UNION LEADERS have reacted angrily over proposals to give headteachers the right to punish pupils who behave badly on school buses but not to make the wearing of seatbelts compulsory.
They claim that the buck for school bus safety has simply been passed to schools and local authorities in draft legislation announced this week.
They also say it ignores major recommendations in the Assembly's policy review of school transport in 2005. However, plans allowing local authorities to stagger school start times to ease congestion during the school day have been welcomed.
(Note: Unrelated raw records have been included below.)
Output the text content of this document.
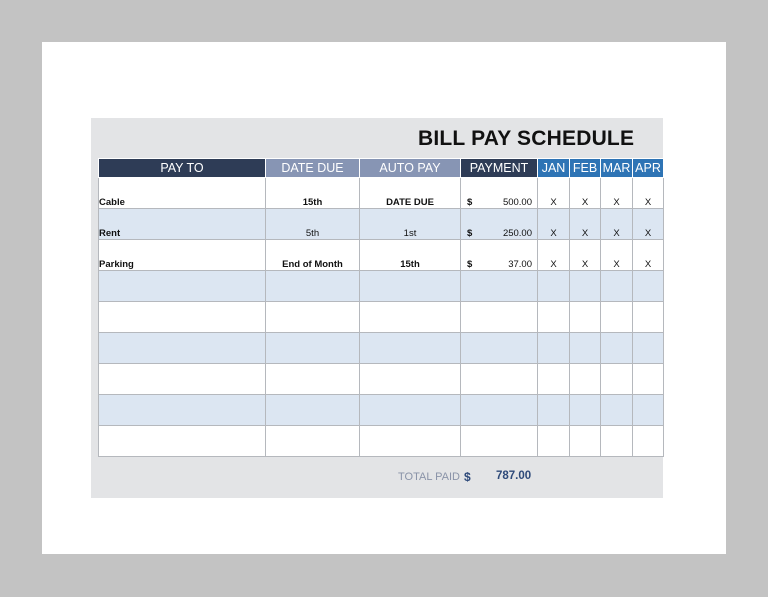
BILL PAY SCHEDULE
PAY TO	DATE DUE	AUTO PAY	PAYMENT	JAN	FEB	MAR	APR
Cable	15th	DATE DUE	$ 500.00	X	X	X	X
Rent	5th	1st	$ 250.00	X	X	X	X
Parking	End of Month	15th	$ 37.00	X	X	X	X

TOTAL PAID $ 787.00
The plans became the first draft measure to be introduced under the Assembly's new law-making powers. Codes of conduct will have to be drawn up by every LA in a bid to improve the bad behaviour of a minority of pupils on school buses.
But campaigners say they feel cheated, particularly the National Association of Head Teachers, which has championed school bus safety over the past few years.
Welsh director Anna Brychan said: "There is absolutely no mention of making it a legal requirement for seatbelts to be worn, or for the three for two rule - where children sit three to a two-person seat - to be made illegal, or for escorts to become permanent fixtures on school buses.
"Instead, the government wants to give local authorities and schools the power to punish bad behaviour on buses to solve the safety problem - that's just buck passing."
A review of school transport was undertaken by the Assembly's former education, lifelong learning and skills committee following the tragic death of 12-year-old Stuart Cunningham Jones on a school bus in 2002.
A later inquest discovered that pupils aboard the double-decker bus, which was taking them home from Cowbridge comprehensive school in the Vale of Glamorgan, had been misbehaving before the accident.
However, Ms Brychan said the new powers would not have prevented the tragedy.
"Punishment after the event would not have prevented this crash," she said.
"We are concerned that not all bad behaviour on buses will be reported or even proven under the new proposals."
Stuart's father, who campaigned for school bus safety after his son's death, said he was deeply disappointed that the proposed legislation had not gone further.
Brian Gibbons, economy and transport minister, said the proposals contained in the draft measure would create a safer travel environment and make for a more sustainable transport system.
But Alun Carins, the Welsh Conservatives' education spokesman, said: "These proposals are timid, vague and insufficient, and fail to address major safety issues."